Royal Caroline was first commissioned under Captain Sir Charles Molloy, who commanded her until 1753. Captain Sir Piercy Brett took over in 1754, and in August 1761 she became the flagship of Admiral of the Fleet Lord Anson, with Captain Peter Denis as his flag-captain. Anson had orders to convey Duchess Charlotte of Mecklenburg-Strelitz from Cuxhaven, Kiel to marry George III. Accompanying the yacht, renamed HMY Royal Charlotte in honour of the occasion, was a squadron of warships and four other royal yachts, HMY Mary, Katherine, Augusta and Fubbs. During the return voyage the squadron was three times blown over to the Norwegian coast by westerly gales and took ten days to reach Harwich, which it did on 6 September 1761.
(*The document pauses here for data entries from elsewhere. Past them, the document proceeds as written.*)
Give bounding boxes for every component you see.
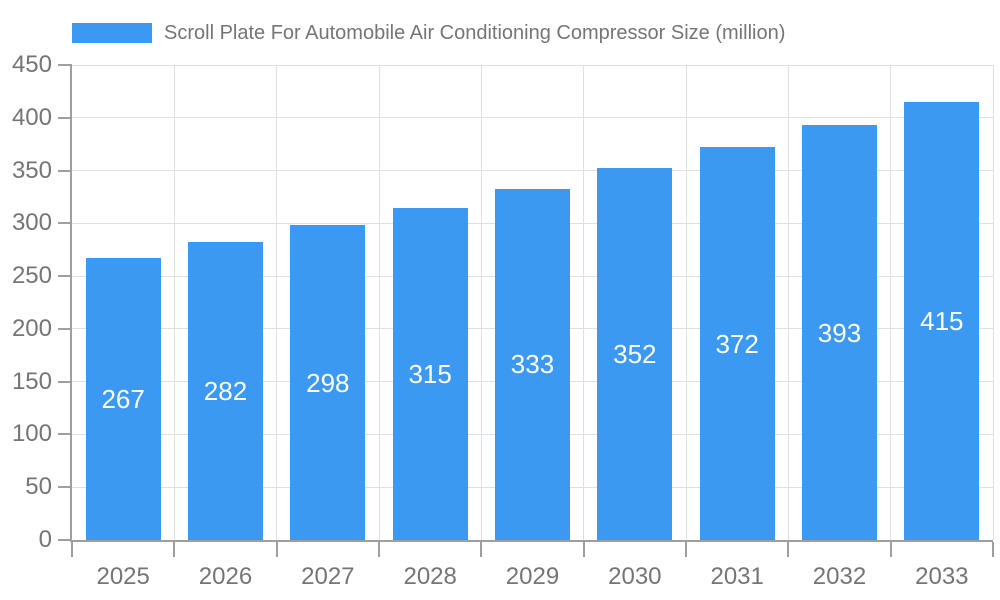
y-axis-label: 50	[25, 473, 52, 501]
y-axis-label: 200	[11, 314, 52, 342]
y-gridline	[72, 117, 993, 119]
bar-value-label: 393	[817, 317, 862, 348]
y-tick-mark	[58, 64, 72, 66]
y-axis-label: 400	[11, 103, 52, 131]
x-axis-label: 2028	[403, 563, 457, 590]
bar-value-label: 352	[613, 339, 657, 370]
y-axis-label: 300	[11, 209, 52, 237]
x-gridline	[992, 65, 994, 540]
bar-2026[interactable]: 282	[188, 242, 263, 540]
plot-area: 267 282 298 315 333 352 372 393 415	[72, 64, 994, 540]
legend-swatch	[72, 23, 152, 43]
y-tick-mark	[58, 116, 72, 119]
bar-value-label: 282	[203, 376, 248, 407]
bar-2030[interactable]: 352	[597, 168, 673, 540]
bar-2029[interactable]: 333	[495, 188, 570, 540]
bar-value-label: 315	[408, 358, 452, 389]
x-axis-label: 2029	[505, 563, 560, 590]
y-axis-label: 0	[38, 526, 52, 553]
x-tick-mark	[480, 542, 483, 557]
y-axis-label: 450	[11, 51, 52, 78]
x-tick-mark	[378, 542, 380, 557]
y-tick-mark	[58, 433, 72, 436]
y-axis-label: 350	[11, 156, 52, 184]
bar-2033[interactable]: 415	[904, 101, 980, 540]
x-axis-label: 2032	[812, 563, 867, 590]
x-tick-mark	[685, 542, 687, 557]
bar-value-label: 333	[510, 349, 555, 380]
y-tick-mark	[58, 275, 72, 278]
y-tick-mark	[58, 486, 72, 489]
bar-2027[interactable]: 298	[290, 225, 366, 540]
x-tick-mark	[992, 542, 994, 557]
bar-value-label: 415	[920, 305, 964, 336]
x-axis-label: 2025	[96, 563, 150, 590]
y-axis-label: 100	[11, 420, 52, 448]
x-tick-mark	[173, 542, 176, 557]
x-gridline	[890, 65, 892, 540]
y-tick-mark	[58, 169, 72, 172]
x-gridline	[787, 65, 789, 540]
x-gridline	[378, 65, 380, 540]
bar-2032[interactable]: 393	[802, 125, 877, 540]
x-axis-line	[70, 540, 993, 542]
y-tick-mark	[58, 222, 72, 225]
legend-label: Scroll Plate For Automobile Air Conditio…	[164, 22, 786, 44]
x-axis-label: 2030	[608, 563, 662, 590]
x-axis-label: 2031	[710, 563, 764, 590]
y-gridline	[72, 64, 993, 66]
bar-2028[interactable]: 315	[392, 207, 468, 540]
bar-value-label: 267	[101, 384, 145, 415]
x-tick-mark	[582, 542, 585, 557]
y-tick-mark	[58, 327, 72, 330]
x-tick-mark	[889, 542, 892, 557]
x-tick-mark	[275, 542, 278, 557]
x-gridline	[173, 65, 175, 540]
x-gridline	[583, 65, 585, 540]
x-axis-label: 2026	[198, 563, 253, 590]
y-tick-mark	[58, 380, 72, 383]
x-tick-mark	[787, 542, 790, 557]
x-tick-mark	[71, 542, 73, 557]
x-gridline	[276, 65, 278, 540]
bar-2031[interactable]: 372	[699, 147, 775, 540]
y-axis-label: 250	[11, 262, 52, 290]
x-axis-label: 2033	[915, 563, 969, 590]
bar-value-label: 372	[715, 328, 759, 359]
bar-2025[interactable]: 267	[85, 258, 161, 540]
y-axis-label: 150	[11, 367, 52, 395]
y-axis-line	[70, 65, 72, 542]
x-gridline	[480, 65, 482, 540]
y-gridline	[72, 170, 993, 172]
chart-legend[interactable]: Scroll Plate For Automobile Air Conditio…	[72, 20, 785, 46]
x-gridline	[685, 65, 687, 540]
bar-value-label: 298	[306, 367, 350, 398]
y-tick-mark	[58, 539, 72, 541]
x-axis-label: 2027	[301, 563, 355, 590]
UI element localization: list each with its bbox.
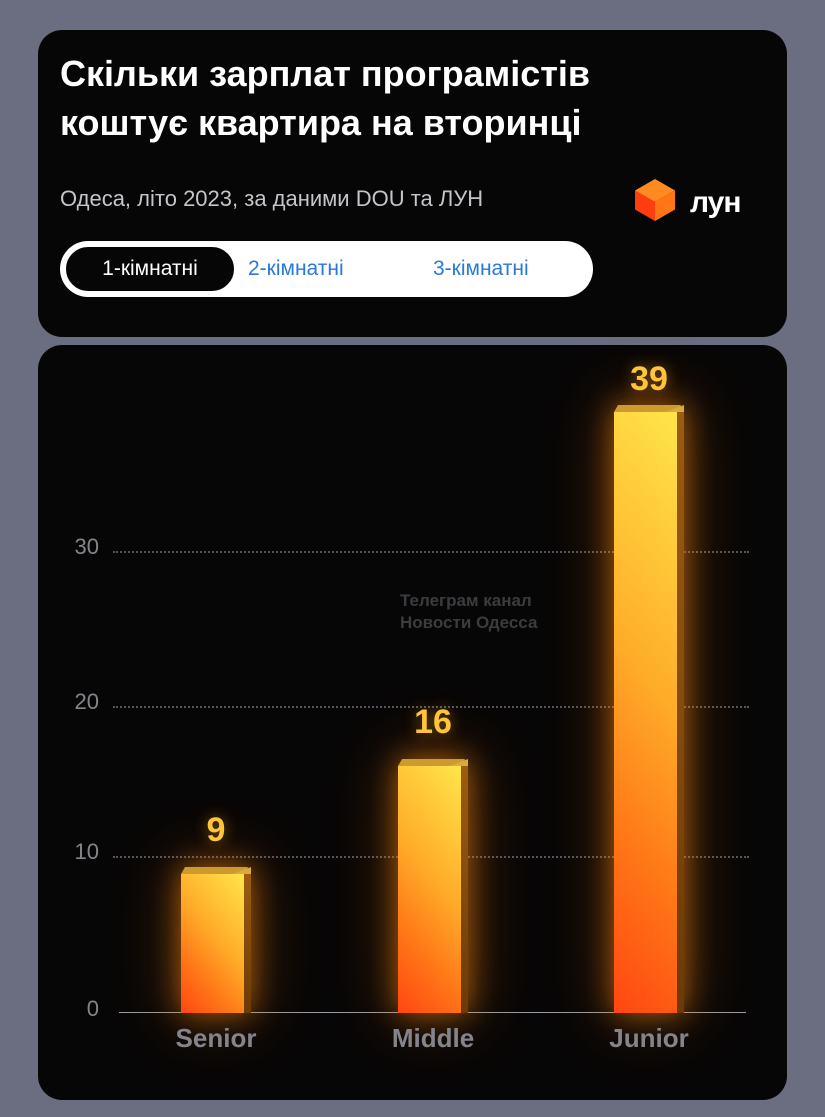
svg-text:лун: лун bbox=[690, 186, 740, 219]
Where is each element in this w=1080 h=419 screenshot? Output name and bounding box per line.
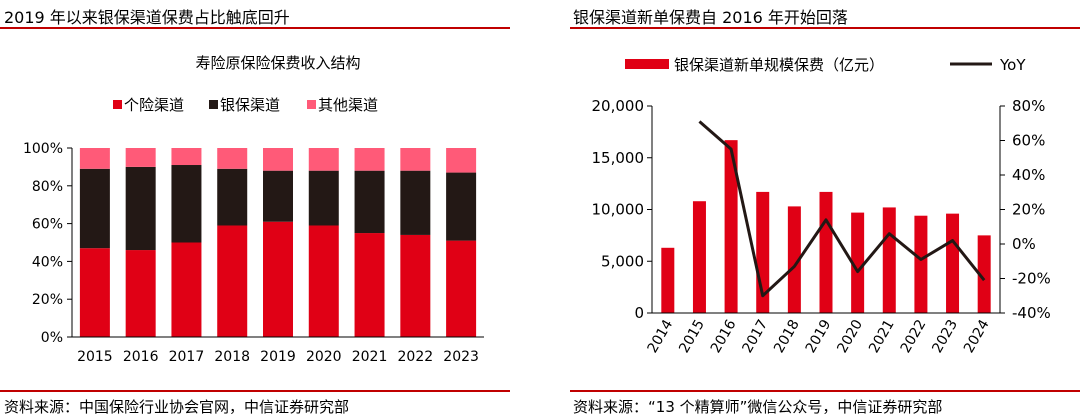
bar: [819, 191, 833, 313]
y-right-tick-label: 0%: [1012, 235, 1036, 253]
bar-segment: [308, 225, 339, 337]
y-right-tick-label: -20%: [1012, 270, 1051, 288]
bar-segment: [217, 168, 248, 226]
legend-label-2: 其他渠道: [318, 96, 378, 114]
x-tick-label: 2021: [352, 349, 388, 365]
legend-label-bar: 银保渠道新单规模保费（亿元）: [674, 56, 884, 74]
bar-segment: [308, 170, 339, 226]
legend-swatch-2: [307, 100, 316, 109]
x-tick-label: 2020: [834, 317, 866, 356]
bar-segment: [79, 168, 110, 249]
bar-segment: [354, 233, 385, 337]
x-tick-label: 2023: [929, 317, 961, 356]
y-left-tick-label: 15,000: [592, 149, 645, 167]
x-tick-label: 2014: [645, 317, 677, 356]
legend-swatch-0: [113, 100, 122, 109]
x-tick-label: 2023: [443, 349, 479, 365]
bar-segment: [171, 242, 202, 337]
bar-segment: [263, 148, 293, 171]
bar-segment: [263, 221, 293, 337]
bar-segment: [308, 148, 339, 171]
y-tick-label: 20%: [32, 292, 63, 308]
y-left-tick-label: 5,000: [601, 252, 644, 270]
bar-segment: [446, 172, 477, 241]
x-tick-label: 2016: [123, 349, 159, 365]
legend-label-line: YoY: [999, 56, 1026, 74]
bar-segment: [446, 240, 477, 337]
x-tick-label: 2020: [306, 349, 342, 365]
bar-segment: [354, 170, 385, 234]
bar-segment: [79, 248, 110, 337]
x-tick-label: 2021: [866, 317, 898, 356]
y-tick-label: 40%: [32, 254, 63, 270]
x-tick-label: 2019: [803, 317, 835, 356]
legend-label-1: 银保渠道: [220, 96, 280, 114]
x-tick-label: 2015: [77, 349, 113, 365]
x-tick-label: 2018: [771, 317, 803, 356]
bar-segment: [125, 166, 156, 251]
x-tick-label: 2024: [961, 317, 993, 356]
bar: [724, 140, 738, 313]
legend-swatch-1: [209, 100, 218, 109]
y-tick-label: 80%: [32, 179, 63, 195]
x-tick-label: 2022: [898, 317, 930, 356]
bar-segment: [446, 148, 477, 173]
bar-segment: [217, 148, 248, 169]
x-tick-label: 2019: [260, 349, 296, 365]
bar-segment: [171, 165, 202, 243]
y-left-tick-label: 20,000: [592, 97, 645, 115]
x-tick-label: 2017: [740, 317, 772, 356]
bar: [787, 206, 801, 313]
y-right-tick-label: 40%: [1012, 166, 1045, 184]
y-tick-label: 60%: [32, 217, 63, 233]
chart-title: 寿险原保险保费收入结构: [195, 54, 360, 72]
right-panel-title: 银保渠道新单保费自 2016 年开始回落: [573, 8, 848, 27]
bar-segment: [79, 148, 110, 169]
x-tick-label: 2017: [169, 349, 205, 365]
bar-segment: [125, 148, 156, 167]
x-tick-label: 2018: [214, 349, 250, 365]
left-source-rule: [0, 390, 510, 392]
bar-segment: [400, 148, 431, 171]
bar: [914, 215, 928, 313]
x-tick-label: 2015: [676, 317, 708, 356]
yoy-line: [698, 120, 986, 298]
y-left-tick-label: 10,000: [592, 201, 645, 219]
right-source-note: 资料来源：“13 个精算师”微信公众号，中信证券研究部: [573, 398, 943, 416]
bar: [882, 207, 896, 313]
left-panel-title: 2019 年以来银保渠道保费占比触底回升: [4, 8, 290, 27]
legend-swatch-bar: [625, 59, 669, 69]
bar: [977, 235, 991, 313]
y-right-tick-label: 80%: [1012, 97, 1045, 115]
bar-segment: [171, 148, 202, 166]
bar-line-chart: 银保渠道新单规模保费（亿元） YoY 0 5,000 10,000 15,000 20,00…: [592, 56, 1051, 356]
legend-label-0: 个险渠道: [124, 96, 184, 114]
bar-segment: [400, 170, 431, 235]
bar-segment: [400, 234, 431, 337]
right-source-rule: [570, 390, 1080, 392]
y-left-tick-label: 0: [634, 304, 644, 322]
y-right-tick-label: 20%: [1012, 201, 1045, 219]
left-title-rule: [0, 27, 510, 29]
right-title-rule: [570, 27, 1080, 29]
x-tick-label: 2016: [708, 317, 740, 356]
y-tick-label: 100%: [23, 141, 63, 157]
left-source-note: 资料来源：中国保险行业协会官网，中信证券研究部: [4, 398, 350, 416]
bar-segment: [125, 250, 156, 337]
bar-segment: [217, 225, 248, 337]
bar: [661, 247, 675, 313]
y-right-tick-label: 60%: [1012, 132, 1045, 150]
bar: [692, 201, 706, 313]
x-tick-label: 2022: [398, 349, 434, 365]
bar-segment: [263, 170, 293, 222]
y-tick-label: 0%: [41, 330, 63, 346]
bar: [851, 212, 865, 313]
bar-segment: [354, 148, 385, 171]
bar: [946, 213, 960, 313]
y-right-tick-label: -40%: [1012, 304, 1051, 322]
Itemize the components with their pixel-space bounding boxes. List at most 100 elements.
Royal Charlotte was commissioned under Peter Denis in December 1763, and remained under his command until 1770. Denis was succeeded by Captain John Campbell that year, and Campbell remained in command until his promotion to rear-admiral in 1777. Royal Charlotte was recommissioned under Captain William Cornwallis in March 1783, and he was succeeded in turn by Captain Sir Hyde Parker in 1788. The yacht was briefly recommissioned in December 1792, but was paid off the following year.

==French Revolutionary and Napoleonic Wars==
She continued to be used for official occasions during the French Revolutionary and Napoleonic Wars, with King George III making frequent trips in his yachts to welcome returning fleets and to conduct fleet reviews. The King embarked on Royal Charlotte in 1797 to visit the fleet at the Nore after the Battle of Camperdown, in order to honour Admiral Adam Duncan. Contrary winds however prevented the ship from reaching the mouth of the Thames, and instead the King was blown back up river to Greenwich. Royal Charlotte recommissioned again in May 1801 under Captain Sir Harry Neale, though by February 1804 Captain George Grey was in command. Grey was succeeded later in 1804 by Captain George Henry Towry, and he in turn in 1805 by Captain Edward Foote. By this time Royal Charlotte had been succeeded as the principal royal yacht by the introduction of the slightly larger HMY Royal Sovereign in 1804. Captain Foote commanded the yacht until 1812, when Captain Thomas Eyles took over command, and in June 1814 Captain George Scott became her commander. Royal Charlotte continued in service until July 1820, when she was finally broken up.